Uitspraak
1.Procesverloop in cassatie
2.Beoordeling van het cassatiemiddel en van de ontvankelijkheid van het beroep
3.Beslissing
12 maart 2024.
Hoge Raad
In deze zaak heeft de Hoge Raad op 12 maart 2024 uitspraak gedaan in een cassatieprocedure tegen een beschikking van de rechtbank Oost-Brabant.

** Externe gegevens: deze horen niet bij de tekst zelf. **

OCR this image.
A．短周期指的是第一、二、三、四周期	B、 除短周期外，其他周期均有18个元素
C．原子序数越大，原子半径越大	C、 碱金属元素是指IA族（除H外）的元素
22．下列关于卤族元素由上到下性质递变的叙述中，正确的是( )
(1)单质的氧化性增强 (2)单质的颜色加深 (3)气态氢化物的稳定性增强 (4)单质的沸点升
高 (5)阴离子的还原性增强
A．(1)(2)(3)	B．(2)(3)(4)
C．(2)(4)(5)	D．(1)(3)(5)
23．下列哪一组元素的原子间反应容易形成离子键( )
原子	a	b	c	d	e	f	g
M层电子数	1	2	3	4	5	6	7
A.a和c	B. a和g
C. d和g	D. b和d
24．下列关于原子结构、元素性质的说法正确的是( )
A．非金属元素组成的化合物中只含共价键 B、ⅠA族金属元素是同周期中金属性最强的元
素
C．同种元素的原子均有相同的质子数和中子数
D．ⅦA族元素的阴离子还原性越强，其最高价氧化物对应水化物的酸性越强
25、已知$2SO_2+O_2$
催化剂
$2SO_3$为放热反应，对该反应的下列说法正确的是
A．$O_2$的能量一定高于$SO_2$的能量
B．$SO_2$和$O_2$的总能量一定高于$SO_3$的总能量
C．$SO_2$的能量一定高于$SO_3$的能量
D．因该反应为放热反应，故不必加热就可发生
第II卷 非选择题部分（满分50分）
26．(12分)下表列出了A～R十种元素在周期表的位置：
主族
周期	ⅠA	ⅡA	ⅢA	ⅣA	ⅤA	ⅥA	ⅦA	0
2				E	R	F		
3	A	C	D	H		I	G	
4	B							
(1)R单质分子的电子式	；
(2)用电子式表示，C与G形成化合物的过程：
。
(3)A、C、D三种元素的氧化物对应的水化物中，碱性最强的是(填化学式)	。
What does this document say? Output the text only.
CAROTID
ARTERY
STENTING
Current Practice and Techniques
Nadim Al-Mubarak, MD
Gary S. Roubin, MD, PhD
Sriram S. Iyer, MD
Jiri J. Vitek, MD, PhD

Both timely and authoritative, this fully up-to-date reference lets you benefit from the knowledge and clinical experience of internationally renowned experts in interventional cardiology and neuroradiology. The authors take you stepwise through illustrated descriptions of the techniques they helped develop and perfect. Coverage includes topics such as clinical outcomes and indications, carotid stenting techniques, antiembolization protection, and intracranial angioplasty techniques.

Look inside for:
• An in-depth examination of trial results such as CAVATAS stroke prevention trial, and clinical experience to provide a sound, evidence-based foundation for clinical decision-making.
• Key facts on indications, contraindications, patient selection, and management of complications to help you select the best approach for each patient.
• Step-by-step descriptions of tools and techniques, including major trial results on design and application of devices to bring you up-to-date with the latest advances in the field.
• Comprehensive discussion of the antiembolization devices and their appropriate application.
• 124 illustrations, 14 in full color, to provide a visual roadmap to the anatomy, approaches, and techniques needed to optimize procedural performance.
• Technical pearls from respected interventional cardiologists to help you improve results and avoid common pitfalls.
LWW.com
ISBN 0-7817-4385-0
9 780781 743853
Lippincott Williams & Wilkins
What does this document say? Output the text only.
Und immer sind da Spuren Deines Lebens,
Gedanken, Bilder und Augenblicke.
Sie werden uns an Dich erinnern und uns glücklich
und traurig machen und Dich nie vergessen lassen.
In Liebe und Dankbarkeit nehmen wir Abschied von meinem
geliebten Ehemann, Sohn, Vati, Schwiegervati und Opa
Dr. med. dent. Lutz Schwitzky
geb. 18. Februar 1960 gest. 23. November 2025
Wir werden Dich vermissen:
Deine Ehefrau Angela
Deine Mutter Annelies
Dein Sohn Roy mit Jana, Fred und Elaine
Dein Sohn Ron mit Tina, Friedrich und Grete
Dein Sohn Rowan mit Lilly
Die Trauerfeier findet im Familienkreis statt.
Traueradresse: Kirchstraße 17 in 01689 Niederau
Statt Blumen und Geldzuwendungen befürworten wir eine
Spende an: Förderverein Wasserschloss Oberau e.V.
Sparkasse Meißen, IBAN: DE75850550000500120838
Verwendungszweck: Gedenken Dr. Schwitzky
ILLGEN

De klaagster, een rechtspersoon, had beklag ingediend op basis van artikel 98 lid 4 in verbinding met artikel 552a van het Wetboek van Strafvordering, tegen een beschikking van de rechtbank over de toelaatbaarheid van beslag in het kader van een strafrechtelijk onderzoek naar grootschalige fraude in de voedselketen. De rechtbank had eerder geoordeeld dat het beklag niet openstond voor de klaagster, die niet-verschoningsgerechtigd was. De Hoge Raad heeft deze beslissing bevestigd en geoordeeld dat het cassatiemiddel van de klaagster tevergeefs was voorgesteld. Hierdoor kon de Hoge Raad het cassatieberoep van de klaagster niet in behandeling nemen. De redenen voor deze beslissing zijn verder uitgewerkt in een andere beschikking van de Hoge Raad, ECLI:NL:HR:2024:312. De zaak heeft samenhang met meerdere andere zaken die ook betrekking hebben op het onderzoek naar de klaagster.